The page object represents the data that should be shown as one page. This data does not necessarily has to be one data object. It is the responsibility of the [[repository|repository object]] to map data objects to page objects. In the most simple case the data objects are files and each page corresponds to a file. In a more complex case the data object might for example be a table in a database while the page object represents only a selection from the data in the table.

By default pages of class Zim::Page::Text can contain a source (which is handled with IO objects) and a [[formats|formatter]]. These are both initialized by the repository object when creating the page object. Other interfaces are possible but these need to be supported by a widget in the GUI.

A page object that for example uses a DBI interface to represent a table might have neither source or formatter. For such a page subclass the GUI needs a custom view that can use the DBI interface; most likely this would be a table view.

Since it is possible that a similar table view could be used with the IO interface (think csv files etc.) we get several possible combinations of interfaces. Therefor page objects can tell the GUI which interfaces they support. The default interface is "formatted" which is supported by the hypertext page view. Other interfaces that might be implemented in the future could be "source", "table" and "diagram".

===== Page Names =====
* Page names can only contain alpha-numeric charcters and the following chars: "''.''", "''-''", "''_''", "''(''" and "'')''".
* The underscore "_" is used as a substitute
* The colon "'':''" is used as the namespace separator and is not part of the name itself.
* The first character of any part of the name (that is the character directly after a "'':''") can only be alpha-numeric.
* The last character of any part can not be a underscore.
* Utf8 letters and numbers are allowed with page names

=== Rationale ===
* This set of allowed characters is expected to be portable in the sense that they are allowed as part of a filename is almost any filesystem.
* White-space is not allowed because so it can be used as a separator between page names.
* A non-letter character at the begin of the name is reserved for special uses.
* The ":" was choosen as the separator so the "/" can be reserved for file names and can be used to distinguise between files and pages.

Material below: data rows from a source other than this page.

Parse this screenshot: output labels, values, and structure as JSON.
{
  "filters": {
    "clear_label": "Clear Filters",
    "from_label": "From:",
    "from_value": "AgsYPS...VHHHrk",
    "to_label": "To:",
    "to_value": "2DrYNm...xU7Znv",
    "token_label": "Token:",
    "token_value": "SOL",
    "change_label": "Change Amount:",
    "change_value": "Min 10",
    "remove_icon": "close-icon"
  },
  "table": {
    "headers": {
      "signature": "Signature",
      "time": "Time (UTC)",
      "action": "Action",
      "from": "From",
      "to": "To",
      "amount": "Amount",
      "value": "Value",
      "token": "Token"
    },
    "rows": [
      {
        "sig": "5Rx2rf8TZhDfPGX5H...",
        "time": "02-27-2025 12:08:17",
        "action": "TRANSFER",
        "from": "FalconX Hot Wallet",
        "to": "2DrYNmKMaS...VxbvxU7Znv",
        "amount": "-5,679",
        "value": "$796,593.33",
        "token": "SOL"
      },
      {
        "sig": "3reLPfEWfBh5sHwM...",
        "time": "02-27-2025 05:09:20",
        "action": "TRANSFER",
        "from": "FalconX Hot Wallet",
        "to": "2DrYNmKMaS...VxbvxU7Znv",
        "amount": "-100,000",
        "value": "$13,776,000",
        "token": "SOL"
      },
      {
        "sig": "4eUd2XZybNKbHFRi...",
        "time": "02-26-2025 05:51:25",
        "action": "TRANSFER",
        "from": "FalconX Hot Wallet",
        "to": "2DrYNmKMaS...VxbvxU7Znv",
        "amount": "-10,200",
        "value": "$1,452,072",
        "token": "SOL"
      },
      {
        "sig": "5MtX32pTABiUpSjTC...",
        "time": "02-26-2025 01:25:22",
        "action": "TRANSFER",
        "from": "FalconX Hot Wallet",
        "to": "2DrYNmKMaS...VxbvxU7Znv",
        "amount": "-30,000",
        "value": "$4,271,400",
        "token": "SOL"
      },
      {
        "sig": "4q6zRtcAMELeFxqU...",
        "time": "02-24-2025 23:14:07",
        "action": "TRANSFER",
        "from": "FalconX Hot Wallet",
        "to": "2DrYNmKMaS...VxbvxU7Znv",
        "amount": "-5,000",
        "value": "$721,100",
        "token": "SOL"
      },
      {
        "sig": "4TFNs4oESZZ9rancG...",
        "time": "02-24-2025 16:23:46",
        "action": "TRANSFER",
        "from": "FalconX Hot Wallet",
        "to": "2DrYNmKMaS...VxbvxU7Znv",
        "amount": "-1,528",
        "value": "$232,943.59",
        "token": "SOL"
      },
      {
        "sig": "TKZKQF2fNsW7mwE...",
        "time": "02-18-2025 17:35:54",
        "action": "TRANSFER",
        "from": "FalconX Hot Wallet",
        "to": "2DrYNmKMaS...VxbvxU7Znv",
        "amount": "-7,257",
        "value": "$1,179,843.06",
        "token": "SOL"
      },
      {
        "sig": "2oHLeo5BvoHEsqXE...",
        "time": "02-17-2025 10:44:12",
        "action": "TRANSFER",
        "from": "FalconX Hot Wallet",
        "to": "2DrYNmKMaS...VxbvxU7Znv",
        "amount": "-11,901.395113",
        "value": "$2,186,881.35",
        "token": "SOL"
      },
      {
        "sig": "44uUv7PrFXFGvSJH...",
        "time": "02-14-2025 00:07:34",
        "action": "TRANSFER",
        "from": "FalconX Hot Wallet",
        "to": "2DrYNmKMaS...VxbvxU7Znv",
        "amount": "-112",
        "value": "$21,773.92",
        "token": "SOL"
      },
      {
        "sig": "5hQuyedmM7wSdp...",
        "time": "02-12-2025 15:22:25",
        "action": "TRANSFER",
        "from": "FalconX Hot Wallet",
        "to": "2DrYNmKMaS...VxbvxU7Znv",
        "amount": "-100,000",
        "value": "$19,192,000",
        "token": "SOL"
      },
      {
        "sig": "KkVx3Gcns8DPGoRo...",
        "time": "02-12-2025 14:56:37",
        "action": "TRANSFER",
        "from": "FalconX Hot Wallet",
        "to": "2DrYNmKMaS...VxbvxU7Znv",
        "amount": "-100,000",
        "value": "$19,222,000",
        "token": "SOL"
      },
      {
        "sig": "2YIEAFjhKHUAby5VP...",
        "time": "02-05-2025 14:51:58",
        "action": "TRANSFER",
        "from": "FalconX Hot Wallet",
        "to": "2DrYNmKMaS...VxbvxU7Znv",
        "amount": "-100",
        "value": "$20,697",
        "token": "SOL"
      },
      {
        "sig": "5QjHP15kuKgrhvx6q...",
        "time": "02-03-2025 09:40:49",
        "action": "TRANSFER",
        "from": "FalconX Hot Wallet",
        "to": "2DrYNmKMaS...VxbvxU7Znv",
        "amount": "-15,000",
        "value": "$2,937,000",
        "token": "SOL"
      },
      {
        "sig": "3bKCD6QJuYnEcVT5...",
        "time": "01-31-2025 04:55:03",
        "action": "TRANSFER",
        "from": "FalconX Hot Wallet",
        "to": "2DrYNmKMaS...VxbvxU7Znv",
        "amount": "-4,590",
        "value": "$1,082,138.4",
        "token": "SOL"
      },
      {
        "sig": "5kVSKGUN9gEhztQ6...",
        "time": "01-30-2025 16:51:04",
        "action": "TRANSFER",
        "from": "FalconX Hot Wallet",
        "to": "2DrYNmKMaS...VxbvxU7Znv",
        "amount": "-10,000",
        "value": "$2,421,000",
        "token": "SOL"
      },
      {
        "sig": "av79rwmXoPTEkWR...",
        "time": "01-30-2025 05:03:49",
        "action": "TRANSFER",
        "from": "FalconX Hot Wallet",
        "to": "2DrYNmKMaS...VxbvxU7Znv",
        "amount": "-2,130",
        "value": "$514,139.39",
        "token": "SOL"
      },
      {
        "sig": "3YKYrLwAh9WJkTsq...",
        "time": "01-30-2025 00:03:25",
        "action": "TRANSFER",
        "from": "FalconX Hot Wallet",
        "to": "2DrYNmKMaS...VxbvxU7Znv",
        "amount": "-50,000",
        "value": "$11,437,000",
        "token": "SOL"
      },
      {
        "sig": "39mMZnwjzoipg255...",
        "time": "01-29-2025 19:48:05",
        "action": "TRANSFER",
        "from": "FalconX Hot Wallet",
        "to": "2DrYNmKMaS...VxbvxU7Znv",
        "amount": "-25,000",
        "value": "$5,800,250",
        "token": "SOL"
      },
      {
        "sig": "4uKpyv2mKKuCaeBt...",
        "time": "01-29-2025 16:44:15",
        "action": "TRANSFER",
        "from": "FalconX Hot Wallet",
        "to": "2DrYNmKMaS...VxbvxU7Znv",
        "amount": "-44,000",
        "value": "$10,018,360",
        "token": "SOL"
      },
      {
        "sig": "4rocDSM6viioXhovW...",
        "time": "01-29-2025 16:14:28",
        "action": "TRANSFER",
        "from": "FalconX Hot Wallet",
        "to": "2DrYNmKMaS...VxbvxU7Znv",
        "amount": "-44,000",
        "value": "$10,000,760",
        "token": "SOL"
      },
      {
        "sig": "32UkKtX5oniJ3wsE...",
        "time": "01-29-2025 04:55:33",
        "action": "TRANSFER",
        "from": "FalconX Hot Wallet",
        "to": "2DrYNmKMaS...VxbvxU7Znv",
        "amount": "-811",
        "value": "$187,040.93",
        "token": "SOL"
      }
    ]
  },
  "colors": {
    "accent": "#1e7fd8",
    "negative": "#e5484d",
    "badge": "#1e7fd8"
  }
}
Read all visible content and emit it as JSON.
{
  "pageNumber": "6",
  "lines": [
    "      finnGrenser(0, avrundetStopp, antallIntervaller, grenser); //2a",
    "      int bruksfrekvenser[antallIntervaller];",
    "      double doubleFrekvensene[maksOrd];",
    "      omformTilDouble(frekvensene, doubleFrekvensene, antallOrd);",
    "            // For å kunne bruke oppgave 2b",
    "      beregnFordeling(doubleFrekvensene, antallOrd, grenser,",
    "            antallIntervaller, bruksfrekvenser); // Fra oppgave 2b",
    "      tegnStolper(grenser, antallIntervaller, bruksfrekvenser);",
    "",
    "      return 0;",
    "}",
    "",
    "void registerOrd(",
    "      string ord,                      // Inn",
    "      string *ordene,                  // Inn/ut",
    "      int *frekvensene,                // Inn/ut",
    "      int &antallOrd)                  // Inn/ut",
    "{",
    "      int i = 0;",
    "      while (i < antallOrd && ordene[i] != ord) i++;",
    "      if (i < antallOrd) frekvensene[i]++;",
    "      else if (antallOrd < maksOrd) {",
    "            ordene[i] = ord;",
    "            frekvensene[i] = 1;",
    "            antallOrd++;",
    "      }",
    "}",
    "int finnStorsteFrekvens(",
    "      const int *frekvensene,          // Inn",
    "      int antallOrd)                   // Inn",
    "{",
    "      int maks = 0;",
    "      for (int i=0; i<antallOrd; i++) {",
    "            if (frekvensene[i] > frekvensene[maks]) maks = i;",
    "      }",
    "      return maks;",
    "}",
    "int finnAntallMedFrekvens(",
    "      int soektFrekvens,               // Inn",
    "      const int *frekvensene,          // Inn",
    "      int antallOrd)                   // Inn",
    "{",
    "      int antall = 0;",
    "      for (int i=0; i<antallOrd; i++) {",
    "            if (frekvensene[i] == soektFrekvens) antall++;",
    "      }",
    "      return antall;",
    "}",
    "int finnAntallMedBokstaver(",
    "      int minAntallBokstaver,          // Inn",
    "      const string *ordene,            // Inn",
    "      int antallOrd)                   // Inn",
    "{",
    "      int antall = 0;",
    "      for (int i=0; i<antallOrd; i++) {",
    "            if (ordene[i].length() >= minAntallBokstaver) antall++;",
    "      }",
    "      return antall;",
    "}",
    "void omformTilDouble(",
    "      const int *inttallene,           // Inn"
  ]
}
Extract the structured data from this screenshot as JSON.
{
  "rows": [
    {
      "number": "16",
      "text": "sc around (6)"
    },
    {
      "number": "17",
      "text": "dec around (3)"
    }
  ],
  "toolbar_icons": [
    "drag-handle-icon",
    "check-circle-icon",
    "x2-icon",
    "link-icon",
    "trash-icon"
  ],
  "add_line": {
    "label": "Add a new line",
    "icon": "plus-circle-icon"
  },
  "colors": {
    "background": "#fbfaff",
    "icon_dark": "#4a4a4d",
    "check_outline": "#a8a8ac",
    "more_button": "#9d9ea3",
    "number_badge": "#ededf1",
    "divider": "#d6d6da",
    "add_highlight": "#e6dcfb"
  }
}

Note that utf8 characters in the page name are simply passed to the filesystem. If your filesystem can not handle utf8 this migh be a problem.

When dealing with user input page names are converted to a valid form by changing all invalid characters into underscores and removing leading non-letter characters. Since a white space is a very common invalid character some parts of the interface show whitespace instead of underscores. Effectively all forbidden characters are rendered as whitespace in the GUI. For this reason trailing underscores or trailing forbidden characters are also forbidden, they would result in a trailing whitespace that is part of the name.

===== Random: =====
* When talking about the DBI interface it is not intended that the raw dbi object is exposed to the gui. Rather the page object would have methods to update and insert records that use this dbi object. If the actual SQL queries are done from the page object it can more easily be subclassed. In the IO interface a raw IO object is exposed, but not the filename (after all we might be using IO::Scalar).

* When it is the //repository// that uses DBI, you're still going to want to use the IO interface for pages, in this case IO::Scalar comes in handy

* Complete model-view support where the page is the model would call for a TextBuffer interface that directly manipulates the parsetree instead of doing load/save requests. This would be nice but will turn out to be rather complicated.

* One could think of the interfaces as parent classes (while allowing for multiple-inheritance). The implementation differs a bit because this would leave these parent classes empty. Also the current implementation allows for a more dynamic calculation of the interfaces supported based on the actual data (instead of based on the class).